How to feed an army in the 1950s

1/8/2013
BY DANIEL NEMAN
BLADE FOOD EDITOR

The best-laid plans of mice and columnists often lead to minor disappointment.

A colleague recently brought in a true treasure: a 1950 book of recipes for food served to servicemen in the Army and Air Force. Her father, who recently died, had served in the Army during the Korean War (he was stationed in Germany). In his effects she found the aging, yellowing book. Its simple title is Recipes, but it was undoubtedly known by its two official designations, Department of the Army Technical Manual 10-412 and Department of the Air Force Manual 146-3.

That might not be the right way to refer to it or the wrong way, but it is definitely the Army way (and presumably the Air Force way).

Needless to say, I did not even bother to restrain my delight. Army food is notoriously awful, and while certain aspects of the 1950s may have had their charms, the decade was not known for its great advances in the preparation of food. Plus, the colleague tantalized me by noting that the recipe for coffee is hilarious.

With fevered anticipation, I dove in. The very first recipe is for coffee, and it involves dunking a 50-pound sack of coffee into a vat of hot water, submerging it with a stick or paddle, and then pushing it up and down to force the water through the grounds. There is also an "emergency method" of making coffee that involves pouring three pounds of loose coffee into 30 quarts of boiling water, reducing the temperature, and then letting it steep.

"Oh, boy," I thought. "This is going to be good." So I delved further into the book.

Oh. This is good.

I was stunned, frankly, when I came upon a recipe for fried soft-shell crabs. Five pages later, there is a recipe for lobster Newburg. And don't forget the spicy apple fritters, the roast lamb, and the three different ways of making fried chicken (Maryland style, Southern-fried, and deep-fat fried).

Obviously, the servicemen of the 1950s were not dining on soft-shell crabs and lobster Newburg every night. But by and large, the book's hundreds of recipes are serviceable at worst and quite promising at best. Each recipe makes enough for 100 people, so the portions can seem outlandish (the lobster Newburg requires 48 egg yolks, a pound of butter, and two gallons of cream). But that's what it takes to feed 100 people.

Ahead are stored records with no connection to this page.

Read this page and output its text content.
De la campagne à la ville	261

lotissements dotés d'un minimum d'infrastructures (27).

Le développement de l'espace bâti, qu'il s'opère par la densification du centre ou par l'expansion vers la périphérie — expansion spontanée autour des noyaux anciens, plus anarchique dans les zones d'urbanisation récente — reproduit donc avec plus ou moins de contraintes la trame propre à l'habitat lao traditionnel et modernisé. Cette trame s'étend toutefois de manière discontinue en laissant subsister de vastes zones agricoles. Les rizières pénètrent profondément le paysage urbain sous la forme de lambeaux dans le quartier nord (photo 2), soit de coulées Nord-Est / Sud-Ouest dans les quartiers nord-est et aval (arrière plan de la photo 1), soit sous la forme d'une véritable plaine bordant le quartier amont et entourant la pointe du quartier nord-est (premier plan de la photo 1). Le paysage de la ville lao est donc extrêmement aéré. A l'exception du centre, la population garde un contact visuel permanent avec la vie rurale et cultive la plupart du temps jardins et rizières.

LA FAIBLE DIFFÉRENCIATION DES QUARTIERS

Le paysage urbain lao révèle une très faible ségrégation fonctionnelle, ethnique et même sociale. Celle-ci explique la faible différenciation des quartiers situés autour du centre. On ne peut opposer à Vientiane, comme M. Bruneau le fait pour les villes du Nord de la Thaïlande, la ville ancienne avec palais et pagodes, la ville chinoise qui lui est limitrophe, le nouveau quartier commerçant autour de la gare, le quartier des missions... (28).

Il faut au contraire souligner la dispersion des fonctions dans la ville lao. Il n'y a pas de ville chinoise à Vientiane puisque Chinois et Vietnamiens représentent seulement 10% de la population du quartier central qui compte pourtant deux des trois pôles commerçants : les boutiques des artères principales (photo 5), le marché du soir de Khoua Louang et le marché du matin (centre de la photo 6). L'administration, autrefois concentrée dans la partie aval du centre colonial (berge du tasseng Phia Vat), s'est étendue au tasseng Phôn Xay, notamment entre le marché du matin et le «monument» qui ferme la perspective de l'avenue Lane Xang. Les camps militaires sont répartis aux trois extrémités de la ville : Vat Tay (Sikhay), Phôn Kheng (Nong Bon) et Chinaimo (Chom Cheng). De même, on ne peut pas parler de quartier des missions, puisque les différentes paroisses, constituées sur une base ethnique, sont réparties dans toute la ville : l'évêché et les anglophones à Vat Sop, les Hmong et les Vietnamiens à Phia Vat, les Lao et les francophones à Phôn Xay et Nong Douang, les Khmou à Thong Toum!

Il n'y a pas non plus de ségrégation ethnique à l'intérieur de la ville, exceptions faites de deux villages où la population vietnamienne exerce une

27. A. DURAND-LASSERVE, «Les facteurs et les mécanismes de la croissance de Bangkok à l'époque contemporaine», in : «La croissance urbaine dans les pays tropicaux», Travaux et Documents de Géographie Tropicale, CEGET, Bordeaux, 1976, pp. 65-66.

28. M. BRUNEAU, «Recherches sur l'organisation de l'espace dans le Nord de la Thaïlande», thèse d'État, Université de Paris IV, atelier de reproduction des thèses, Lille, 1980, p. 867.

The recipes for salmon loaf and tuna a la king probably got a lot more use than the ones for roast duck and spiced lamb pies. And yes, there is a recipe for the bane of every soldier's existence, creamed dried beef ("serve hot over toast"). But it is gratifying to know that, somewhere in the Army and Air Force, there were cooks who were whipping up fresh batches of mayonnaise, four quarts at a time.

The book is written with much less of the impenetrable military style than you would imagine, and it is easily understood and followed by cooks of all levels of experience. It even includes some information I did not know — fish tend to lose their shape while cooking because they have little connective tissue.

The book's failings are mostly due to the culinary shortcomings of the era — prune whip, stewed dried apricots, grapefruit nog — and the logistics of field and combat cooking. Recipes that call for milk, eggs or onions usually also suggest their equivalents in powdered or dehydrated forms. And one whole section is devoted to canned meats ("with some care and thought given to the preparation they can be made palatable").

I know I won't soon be making the Spanish corned beef and spaghetti (24 pounds of canned corned beef, one pound of American cheese, 10 pounds of spaghetti, all baked together with a tomato sauce that is heavy on onions, flour, and fat drippings). And as much as I love sweetbreads, I won't be trying the creamed sweetbreads and luncheon meat, which may qualify as the most disgusting combination of foods, ever.

But for what it is, TM 10-412/AFM 146-3, could be much, much worse.

They say an army travels on its stomach. In the 1950s, at least, the Army traveled fairly well.